Fall in lending, investment

The crash in investment will inevitably go beyond housing and hamper growth across the board


Editorial December 25, 2019

Uncertainty still dominates the financial sector as new reports show that private sector borrowing in the current fiscal year is down 71% compared to the same time last year. SBP data shows that the private sector borrowed Rs88.1 billion between July and November, compared to Rs394.8 billion in the same five-month period last year. The massive decline is being blamed on the key interest rate — 13.25% — because of which banks are charging interest rates of over 20% on some loans. The key rate last year was just 6.5%. The government increased it mainly as an anti-inflationary measure.

While there may be a valid debate on whether or not the change achieved its intended goal, the unintended consequences on investment have been dire. While borrowers are understandably worried, bankers themselves have noted that the higher interest rates have led to an increase in defaults. Conversely, banks themselves are investing in government securities, which are offering high returns. This also works out for the government, which has become more dependent on private banks for cash over the past few months. The government borrowed Rs1.37 trillion in just the first month of the new fiscal year against net debt retirement of over Rs20 billion during the same month last year.

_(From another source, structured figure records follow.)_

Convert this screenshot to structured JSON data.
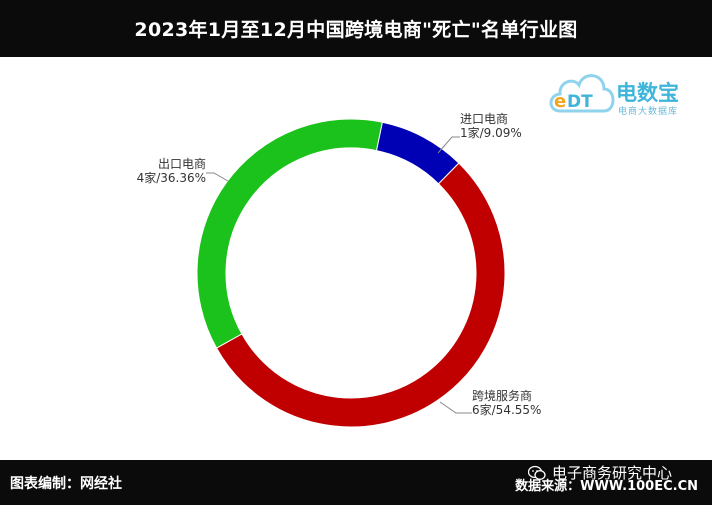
{
  "header": {
    "title": "2023年1月至12月中国跨境电商\"死亡\"名单行业图"
  },
  "logo": {
    "name": "电数宝",
    "subtitle": "电商大数据库",
    "mark": "eDT",
    "icon": "cloud-icon"
  },
  "footer": {
    "editor": "图表编制：网经社",
    "source": "数据来源：WWW.100EC.CN",
    "wechat": "电子商务研究中心",
    "wechat_icon": "wechat-icon"
  },
  "chart_data": {
    "type": "pie",
    "donut": true,
    "categories": [
      "进口电商",
      "跨境服务商",
      "出口电商"
    ],
    "values": [
      1,
      6,
      4
    ],
    "counts": [
      "1家",
      "6家",
      "4家"
    ],
    "percents": [
      "9.09%",
      "54.55%",
      "36.36%"
    ],
    "colors": [
      "#0000b4",
      "#c00000",
      "#1bc21b"
    ],
    "slice_labels": [
      "1家/9.09%",
      "6家/54.55%",
      "4家/36.36%"
    ]
  }
}
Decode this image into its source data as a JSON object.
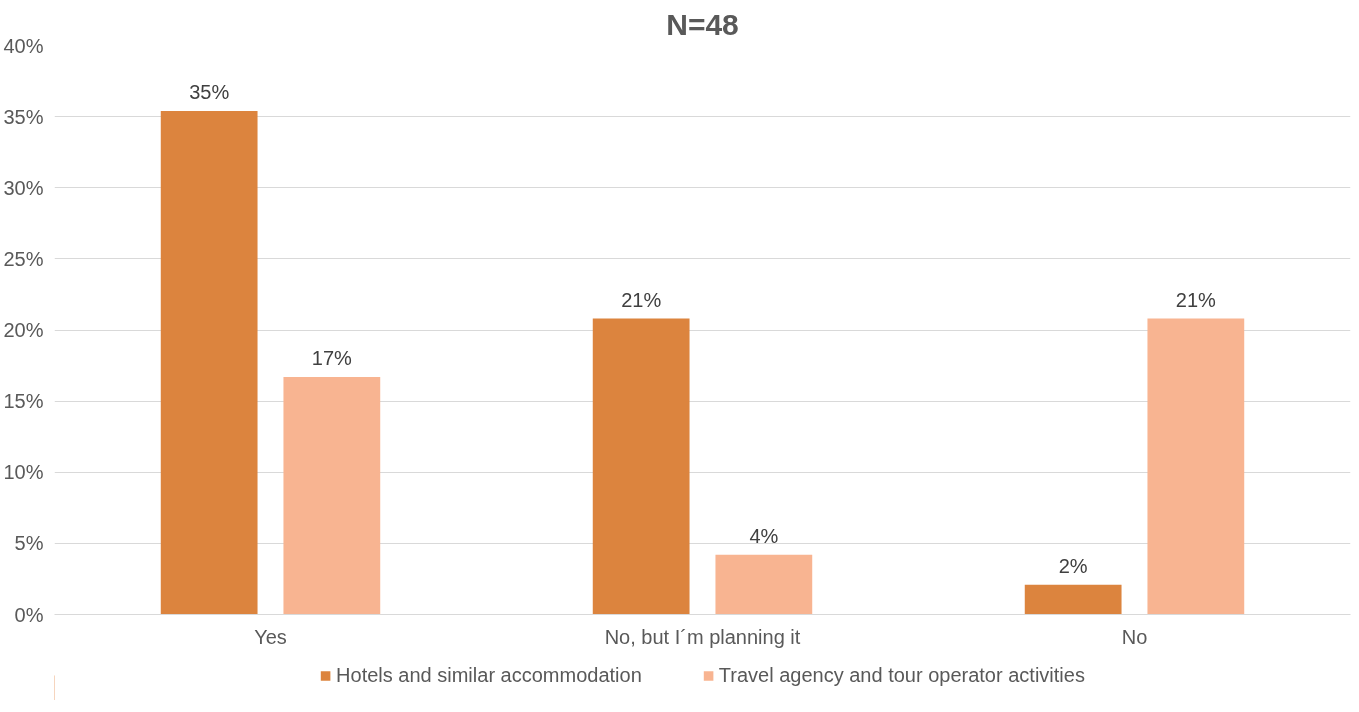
{
  "chart_data": {
    "type": "bar",
    "title": "N=48",
    "categories": [
      "Yes",
      "No, but I´m planning it",
      "No"
    ],
    "series": [
      {
        "name": "Hotels and similar accommodation",
        "color": "#dc843e",
        "values": [
          35.4,
          20.8,
          2.1
        ],
        "value_labels": [
          "35%",
          "21%",
          "2%"
        ]
      },
      {
        "name": "Travel agency and tour operator activities",
        "color": "#f8b491",
        "values": [
          16.7,
          4.2,
          20.8
        ],
        "value_labels": [
          "17%",
          "4%",
          "21%"
        ]
      }
    ],
    "ylim": [
      0,
      40
    ],
    "yticks": [
      {
        "value": 0,
        "label": "0%"
      },
      {
        "value": 5,
        "label": "5%"
      },
      {
        "value": 10,
        "label": "10%"
      },
      {
        "value": 15,
        "label": "15%"
      },
      {
        "value": 20,
        "label": "20%"
      },
      {
        "value": 25,
        "label": "25%"
      },
      {
        "value": 30,
        "label": "30%"
      },
      {
        "value": 35,
        "label": "35%"
      },
      {
        "value": 40,
        "label": "40%"
      }
    ],
    "grid": "y",
    "legend": "bottom"
  }
}
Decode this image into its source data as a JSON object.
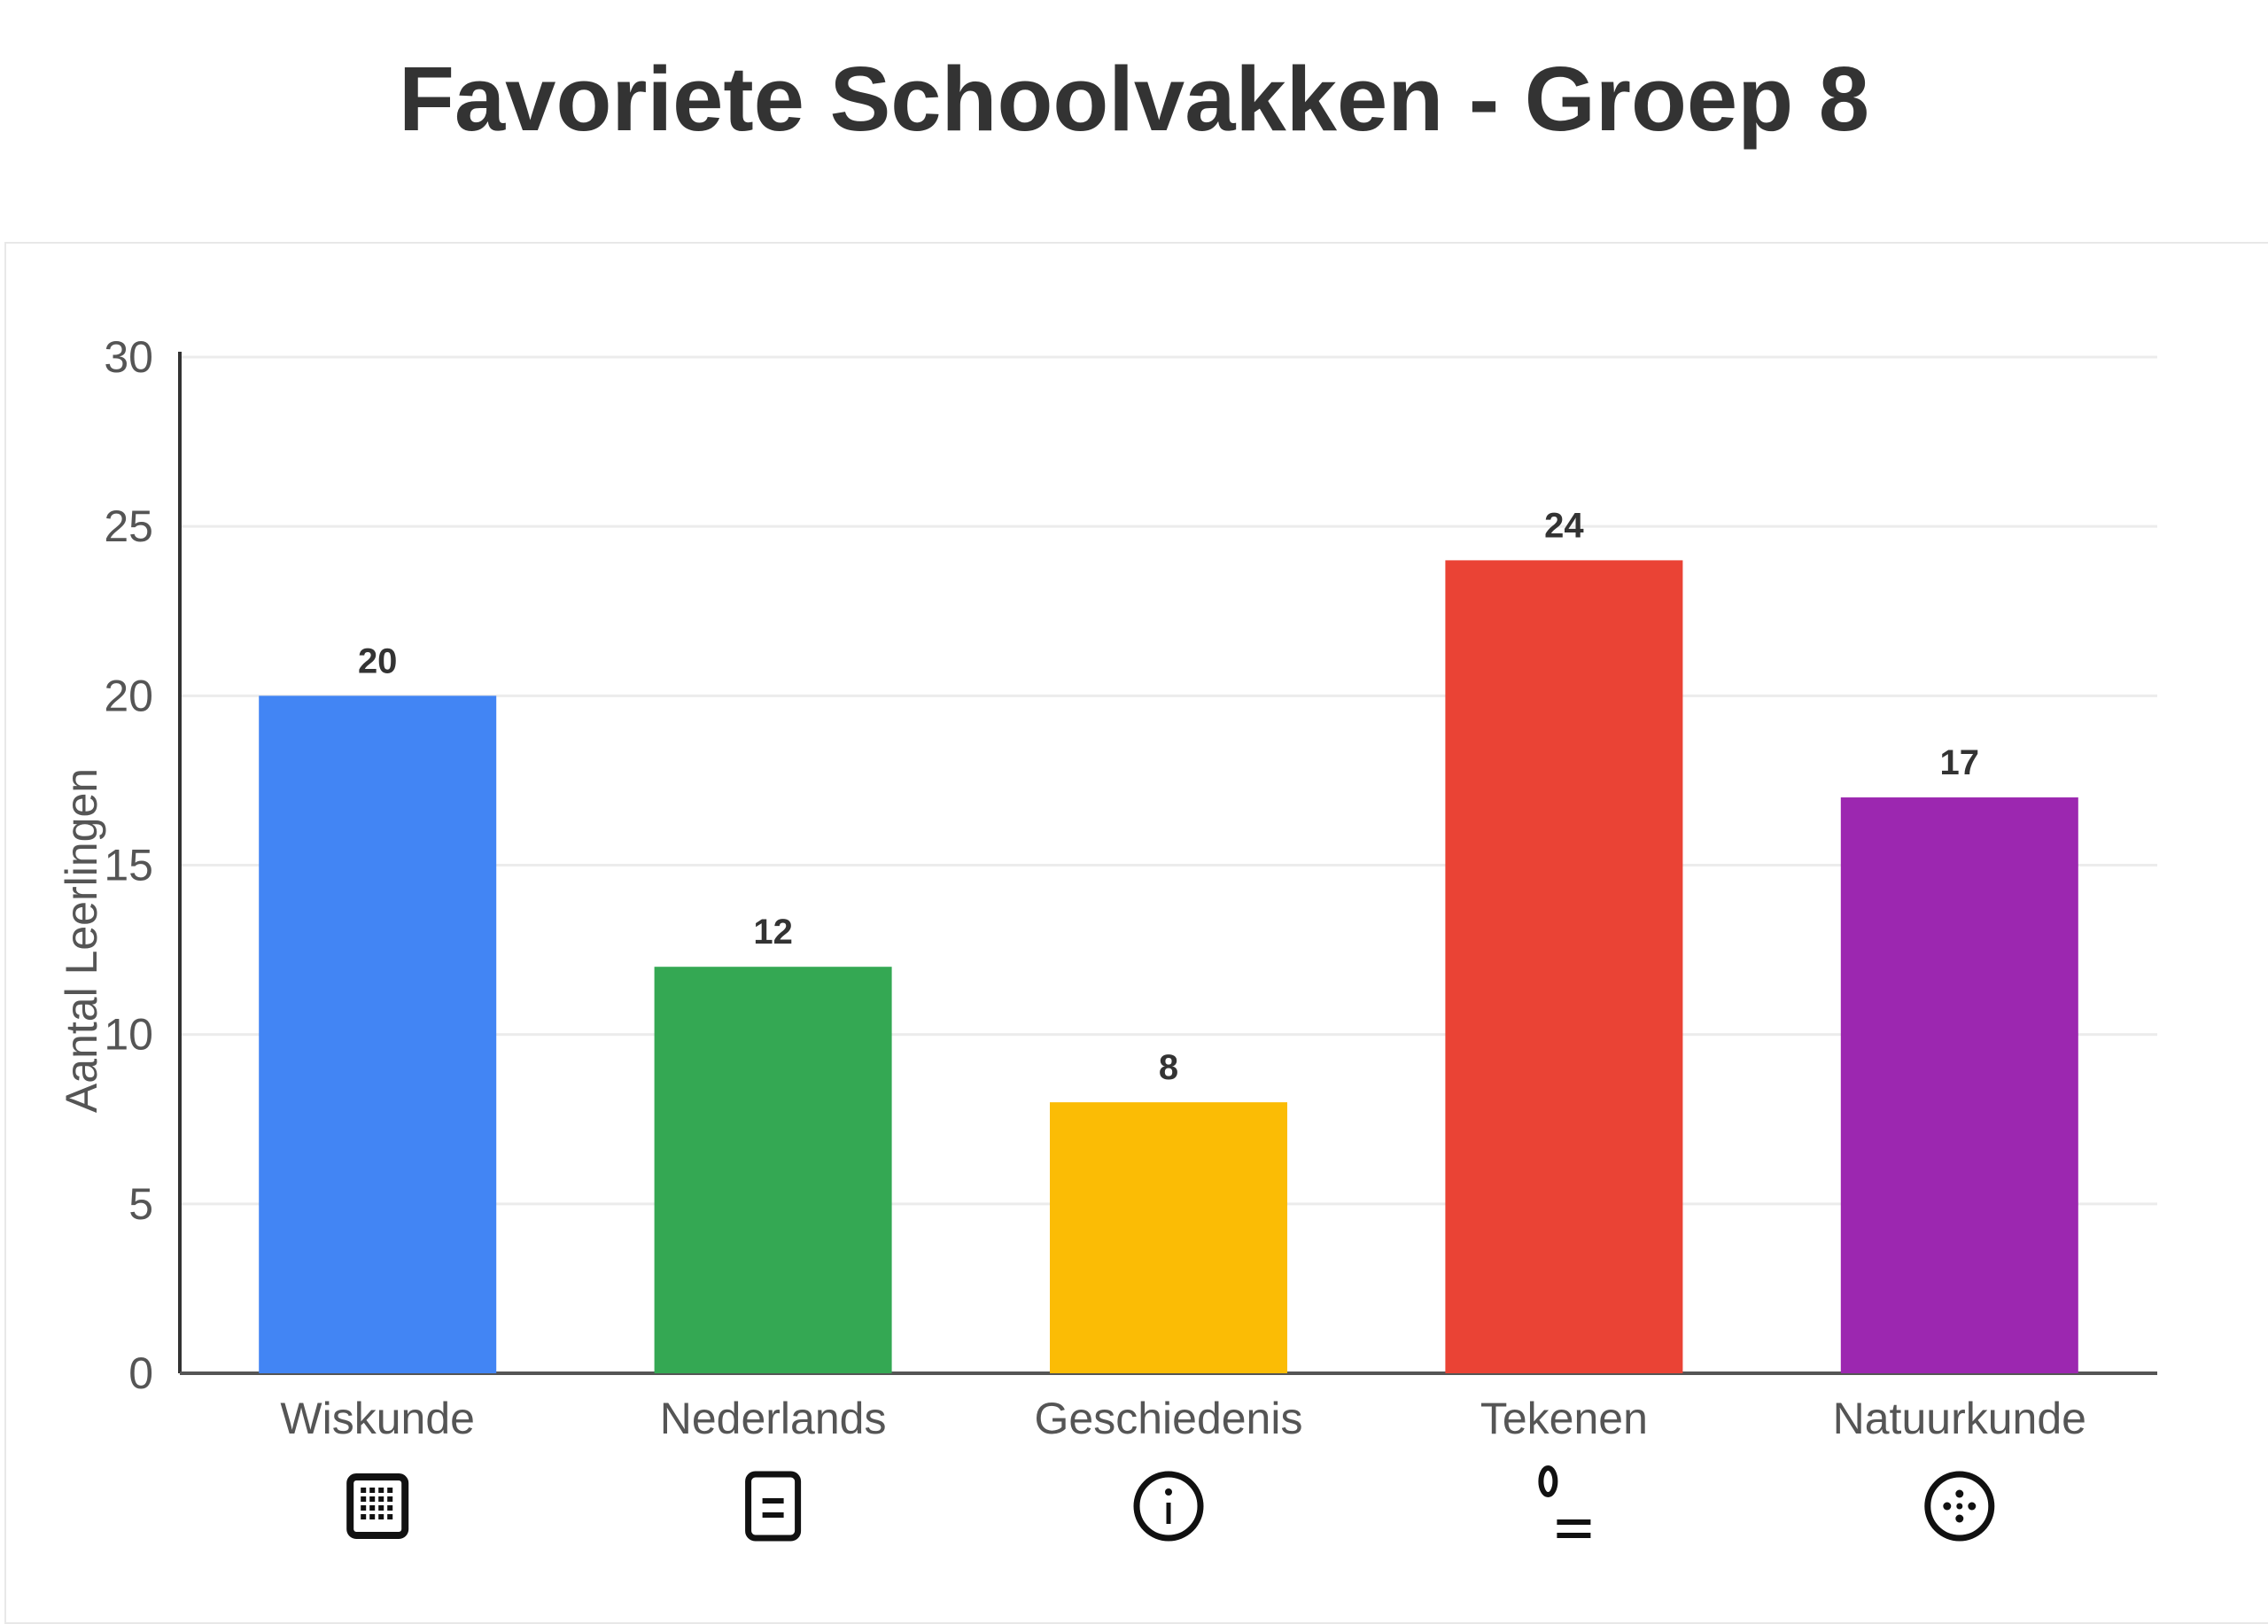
{
  "page": {
    "title": "Favoriete Schoolvakken - Groep 8"
  },
  "chart_data": {
    "type": "bar",
    "title": "Favoriete Schoolvakken - Groep 8",
    "xlabel": "",
    "ylabel": "Aantal Leerlingen",
    "ylim": [
      0,
      30
    ],
    "yticks": [
      0,
      5,
      10,
      15,
      20,
      25,
      30
    ],
    "grid": true,
    "legend": "none",
    "categories": [
      "Wiskunde",
      "Nederlands",
      "Geschiedenis",
      "Tekenen",
      "Natuurkunde"
    ],
    "values": [
      20,
      12,
      8,
      24,
      17
    ],
    "colors": [
      "#4285F4",
      "#34A853",
      "#FBBC05",
      "#EA4335",
      "#9C27B0"
    ],
    "icons": [
      "calculator-icon",
      "book-icon",
      "clock-icon",
      "palette-icon",
      "atom-icon"
    ]
  }
}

Unfortunately, it doesn’t work out for the economy in general. Even those in the private sector who can pay high interest rates can’t borrow from banks because they are busy maximising their profits using risk-free government securities. This essentially amounts to making money off taxpayers who must pay off the ever-increasing debt. The unrealistic rates have had a harsh knock-on effect on the economy in general, and particularly industry, where output declined over 6% in the first four months of this year. Even construction, one of the few ‘recession-proof’ industries in the country, has seen a 97% decline in foreign investment.

No, that is not a typo. The crash in investment will inevitably go beyond housing and hamper growth across the board unless a solution is found quickly.

Published in The Express Tribune, December 25th, 2019.